Shea butter is the slightly yellowish or ivory colored fat extracted from the nut of the African shea trea (Vitellaria paradoxa). The tree, also called the karite nut tree, or mangifolia, grows in semi-arid regions of West and Central Africa. Shea butter is sometimes referred to as “women’s gold” because it contributes strongly to the economic prosperity of women in the regions where it is processed.

What is shea butter used for?
Shea butter has numerous uses, but it is most well-known for being a key ingredient in many skin and hair related products, including moisturizers, salves, and lotions. It is well-suited to these products because its natural oils are great for moisturizing the body. Its properties also make it ideal for cosmetic use. It melts at body temperature, is readily absorbed into the skin, acts as a re-fatting agent, is good at binding water, and doesn’t leave a greasy residue. Over the years, it has been used to ease a variety of skin irritations, including psoriasis, eczema, and sunburn. It has also been used to treat burns, ulcerated skin, and dryness. Proponents of its use in cosmetics report that it seems to reduce the appearance of fine lines and scars. Many pregnant women use shea butter to reduce or prevent the occurrence of stretch marks.

In addition to its cosmetic uses, shea butter is edible and has been used for centuries in food preparations in Africa. It has also been used occasionally by the chocolate industry as a substitute for cocoa butter, when combined with other oils. This is done despite the fact that there is a noticeable taste difference between cocoa butter and shea butter.

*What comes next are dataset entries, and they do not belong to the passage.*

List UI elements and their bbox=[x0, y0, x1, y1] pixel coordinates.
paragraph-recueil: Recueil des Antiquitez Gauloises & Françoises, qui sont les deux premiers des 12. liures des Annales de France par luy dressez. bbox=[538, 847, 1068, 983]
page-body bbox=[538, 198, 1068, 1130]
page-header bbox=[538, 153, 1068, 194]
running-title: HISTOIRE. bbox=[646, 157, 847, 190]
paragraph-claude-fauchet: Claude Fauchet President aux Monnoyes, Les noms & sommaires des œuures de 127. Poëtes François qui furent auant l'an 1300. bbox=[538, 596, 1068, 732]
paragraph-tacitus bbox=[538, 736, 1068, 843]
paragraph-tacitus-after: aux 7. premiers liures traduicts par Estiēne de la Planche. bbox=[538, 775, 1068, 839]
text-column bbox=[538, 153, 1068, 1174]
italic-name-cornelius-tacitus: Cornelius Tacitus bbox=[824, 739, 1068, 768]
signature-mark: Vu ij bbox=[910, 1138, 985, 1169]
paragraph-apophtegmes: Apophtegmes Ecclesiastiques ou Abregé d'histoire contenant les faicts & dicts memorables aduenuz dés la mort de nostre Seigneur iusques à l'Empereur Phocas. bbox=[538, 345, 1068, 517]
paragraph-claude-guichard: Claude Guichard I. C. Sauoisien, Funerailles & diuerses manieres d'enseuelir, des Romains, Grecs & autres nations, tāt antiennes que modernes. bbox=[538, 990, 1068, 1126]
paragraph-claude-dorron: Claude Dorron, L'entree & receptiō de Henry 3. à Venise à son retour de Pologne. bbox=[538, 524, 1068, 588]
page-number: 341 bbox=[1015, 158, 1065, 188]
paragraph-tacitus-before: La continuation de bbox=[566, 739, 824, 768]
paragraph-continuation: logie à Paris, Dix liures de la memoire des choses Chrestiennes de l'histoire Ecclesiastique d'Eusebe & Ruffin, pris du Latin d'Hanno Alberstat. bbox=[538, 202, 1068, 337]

Top five ways to use shea butter:

  • Apply shea butter to the rough skin of your feet to help soften it
  • Dab some shea butter on a bug bite to help stop the itching
  • Use shea butter on skin affected by allergies, such as poison ivy or poison oak
  • Smooth shea butter onto hands to protect against chapping in the cold
  • Massage shea butter onto legs before shaving for a smooth, silky shave

How is shea butter made?
Besides being so safe it is edible, one of the major selling points of shea butter is that it is produced without chemicals or synthetics. The production of shea butter begins when the shea nuts are extracted from the fruit. The next steps include extracting butter from the fruit, boiling the butter to further refine it, and then letting the butter harden in gourds. If this seems like quite a process, that’s because it is. The making of shea butter is done in artisanal fashion and almost exclusively by women. Sometimes the process is shortened by using an expeller-type press, but the final product of either method is raw, or unrefined, shea butter, and one of the most popular cosmetics ingredients of all time.